Windows 10 Latest Updates and Reviews: Business Customers Preview available and Consumer Preview to be launched on January
With the flaws of the Windows 8.xx, we are hoping that Microsoft will patch up these consumer-facing flaws with the release of Windows 10 and bring enterprise customers into the modern era of computing. Tech gurus are claiming that Windows 10 is the most audacious software project ever attempted.
Recently, there was a Windows 10 preview and is a small, and tailored set of new codes, but there are more to come. In this release are desktop-focused features for business customers and a consumer preview will be launched in January.
According to Alex Wilhelm of Techcrunch, Windows 10 is a desktop-focused Windows build that contains much that is traditional, but in an updated fashion, while placing power-user tools next to consumer-apps and services.
Here is what Alex Wilhelm reviews on the upcoming Windows 10:
"When I first fired up the preview, my Start Menu had live tiles next to a static Notepad icon, resting next to an refreshed File Explorer icon, both under a Metro PC Settings icon, and all three under a Pictures icon which might be sourced from Vista.
The preview feels like that quite often: A blend of old, updated old, and new. And, surprisingly, it somewhat works.
There is plenty that works, like metro apps and desktop apps sharing space in the zoomed out modes There are two: Traditional Alt Tabbing, and Task view.
Here we find more tension: If you click on the Task view button, you see icons for open apps, similar to Alt Tab, and, below, your multiple desktops. And if you hit Windows Tab, you get the same thing. But if you hit Alt Tab, you get just the icons, and no virtual desktops. Why have two separate but very similar interface elements, and why have three ways to access them? I can understand having one for touch, and one for keyboard, but three is confusing.

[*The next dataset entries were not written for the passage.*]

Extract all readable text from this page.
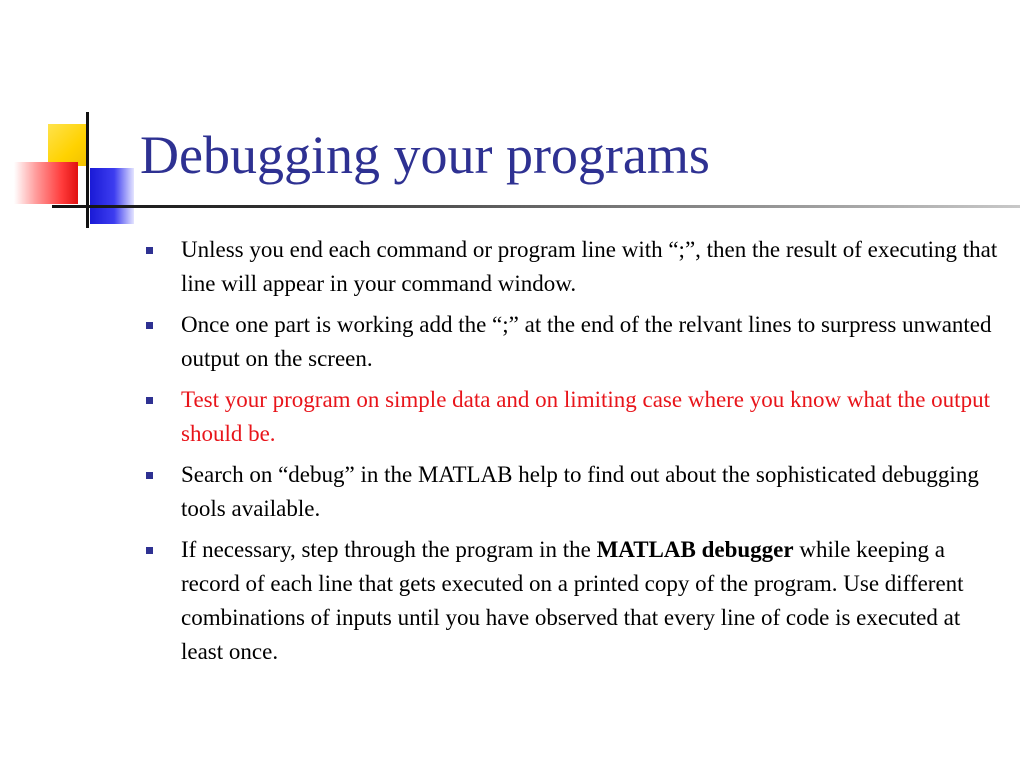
Debugging your programs
Unless you end each command or program line with “;”, then the result of executing that line will appear in your command window.
Once one part is working add the “;” at the end of the relvant lines to surpress unwanted output on the screen.
Test your program on simple data and on limiting case where you know what the output should be.
Search on “debug” in the MATLAB help to find out about the sophisticated debugging tools available.
If necessary, step through the program in the MATLAB debugger while keeping a record of each line that gets executed on a printed copy of the program. Use different combinations of inputs until you have observed that every line of code is executed at least once.
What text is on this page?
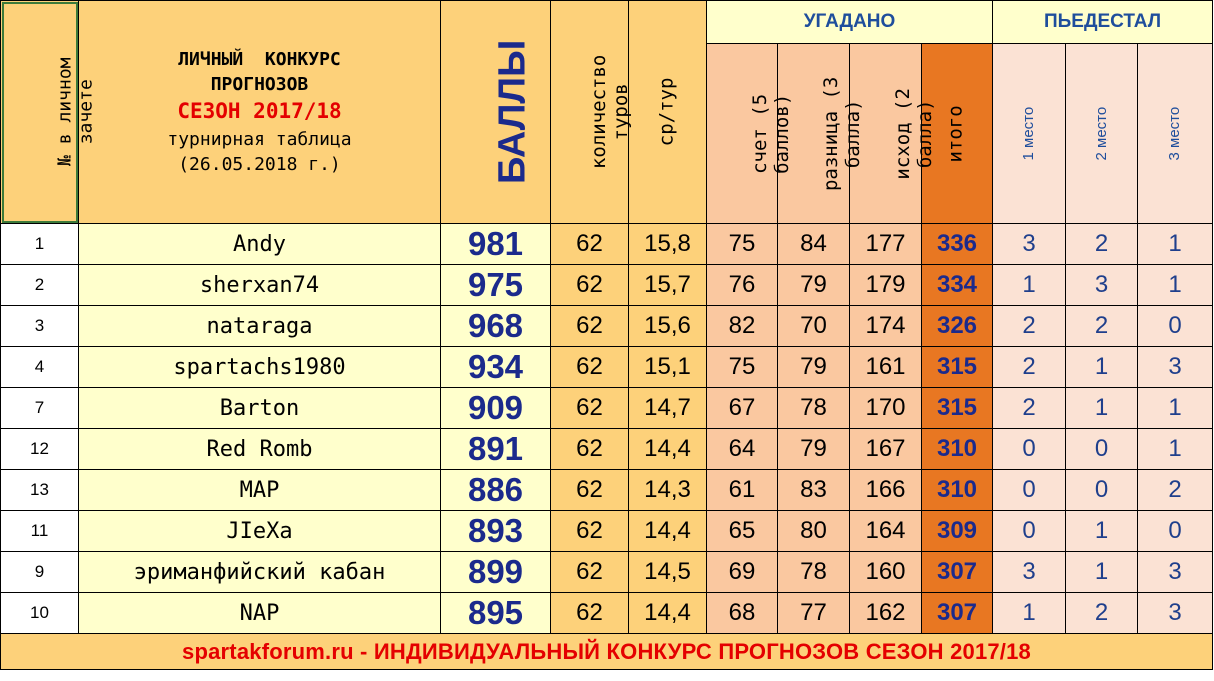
№ в личном зачете	ЛИЧНЫЙ  КОНКУРС
ПРОГНОЗОВ
СЕЗОН 2017/18
турнирная таблица
(26.05.2018 г.)	БАЛЛЫ	количество туров	ср/тур	УГАДАНО				ПЬЕДЕСТАЛ		
					счет (5 баллов)	разница (3 балла)	исход (2 балла)	итого	1 место	2 место	3 место
1	Andy	981	62	15,8	75	84	177	336	3	2	1
2	sherxan74	975	62	15,7	76	79	179	334	1	3	1
3	nataraga	968	62	15,6	82	70	174	326	2	2	0
4	spartachs1980	934	62	15,1	75	79	161	315	2	1	3
7	Barton	909	62	14,7	67	78	170	315	2	1	1
12	Red Romb	891	62	14,4	64	79	167	310	0	0	1
13	MAP	886	62	14,3	61	83	166	310	0	0	2
11	JIeXa	893	62	14,4	65	80	164	309	0	1	0
9	эриманфийский кабан	899	62	14,5	69	78	160	307	3	1	3
10	NAP	895	62	14,4	68	77	162	307	1	2	3
spartakforum.ru - ИНДИВИДУАЛЬНЫЙ КОНКУРС ПРОГНОЗОВ СЕЗОН 2017/18											
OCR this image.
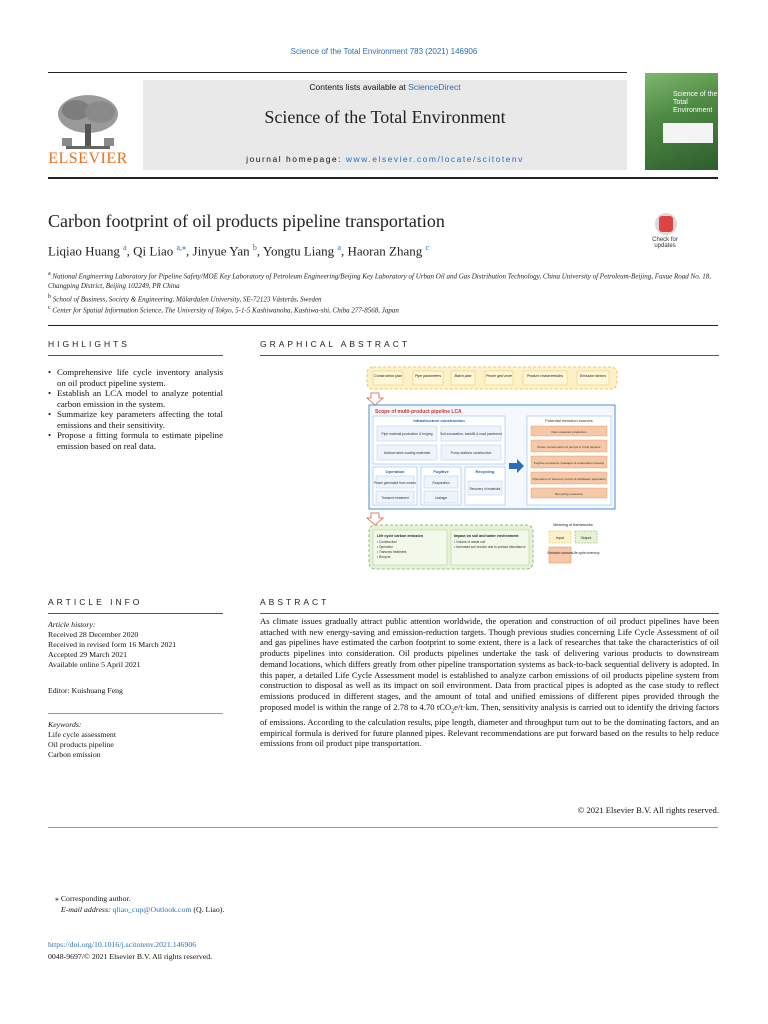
Science of the Total Environment 783 (2021) 146906
Contents lists available at ScienceDirect
Science of the Total Environment
journal homepage: www.elsevier.com/locate/scitotenv
ELSEVIER
Science of the
Total Environment
Carbon footprint of oil products pipeline transportation
Check for
updates
Liqiao Huang $^a$, Qi Liao $^{a,⁎}$, Jinyue Yan $^b$, Yongtu Liang $^a$, Haoran Zhang $^c$
$^a$ National Engineering Laboratory for Pipeline Safety/MOE Key Laboratory of Petroleum Engineering/Beijing Key Laboratory of Urban Oil and Gas Distribution Technology, China University of Petroleum-Beijing, Fuxue Road No. 18, Changping District, Beijing 102249, PR China
$^b$ School of Business, Society & Engineering, Mälardalen University, SE-72123 Västerås, Sweden
$^c$ Center for Spatial Information Science, The University of Tokyo, 5-1-5 Kashiwanoha, Kashiwa-shi, Chiba 277-8568, Japan
HIGHLIGHTS
• Comprehensive life cycle inventory analysis on oil product pipeline system.
• Establish an LCA model to analyze potential carbon emission in the system.
• Summarize key parameters affecting the total emissions and their sensitivity.
• Propose a fitting formula to estimate pipeline emission based on real data.
GRAPHICAL ABSTRACT
Construction plan	Pipe parameters	Batch plan	Power grid zone	Product characteristics	Emission factors
Scope of multi-product pipeline LCA
Infrastructure construction
Pipe material production & forging Soil excavation, backfill & road pavement
Anticorrosive coating materials	Pump stations construction
Operation
Power generated from motors
Transmix treatment
Fugitive
Evaporation
Leakage
Recycling
Recovery of materials
Potential emission sources
Raw materials production
Power consumption of pumps in trunk pipeline
Fugitive emissions (leakages & evaporation losses)
Operations of transmix pumps & distillation apparatus
Recycling measures
Life cycle carbon emission
• Construction
• Operation
• Transmix treatment
• Recycle
Impact on soil and water environment
• Volume of waste soil
• Increased soil erosion due to surface disturbance
Meaning of frameworks
Input	Output
Emission sources Life cycle inventory
ARTICLE INFO
Article history:
Received 28 December 2020
Received in revised form 16 March 2021
Accepted 29 March 2021
Available online 5 April 2021
Editor: Kuishuang Feng
Keywords:
Life cycle assessment
Oil products pipeline
Carbon emission
ABSTRACT
As climate issues gradually attract public attention worldwide, the operation and construction of oil product pipelines have been attached with new energy-saving and emission-reduction targets. Though previous studies concerning Life Cycle Assessment of oil and gas pipelines have estimated the carbon footprint to some extent, there is a lack of researches that take the characteristics of oil products pipelines into consideration. Oil products pipelines undertake the task of delivering various products to downstream demand locations, which differs greatly from other pipeline transportation systems as back-to-back sequential delivery is adopted. In this paper, a detailed Life Cycle Assessment model is established to analyze carbon emissions of oil products pipeline system from construction to disposal as well as its impact on soil environment. Data from practical pipes is adopted as the case study to reflect emissions produced in different stages, and the amount of total and unified emissions of different pipes provided through the proposed model is within the range of 2.78 to 4.70 tCO$_2$e/t·km. Then, sensitivity analysis is carried out to identify the driving factors of emissions. According to the calculation results, pipe length, diameter and throughput turn out to be the dominating factors, and an empirical formula is derived for future planned pipes. Relevant recommendations are put forward based on the results to help reduce emissions from oil product pipe transportation.
© 2021 Elsevier B.V. All rights reserved.
⁎ Corresponding author.
E-mail address: qliao_cup@Outlook.com (Q. Liao).
https://doi.org/10.1016/j.scitotenv.2021.146906
0048-9697/© 2021 Elsevier B.V. All rights reserved.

There were three things I was most excited about playing with in the preview: The Start Menu, metro apps on the desktop, and how Microsoft would fuse the Start Screen with the new user interface pieces.
The chiste, however, was on me, because Microsoft forces you to choose either Start Menu or Start Screen in the preview. You can in fact turn off the Start Menu, if you are willing to log out. But once you have selected the Start Screen, you can't access the Start Menu.
The downside is that the goo that will link the Start Screen, and the desktop environment is occluded. So we can't see from this preview how well the Start Menu will integrate with the Start Screen itself. And thus we can only judge what we have from a desktop perspective.
It's almost as if Microsoft planned it that way.
I will say that the Start Menu is competent, and in keeping with my expectations. As are metro apps on the desktop. And the Start Menu appears to be the same, so I suppose I am content there as well.
It's going to be a very busy 250 to 300 days in the Windows world."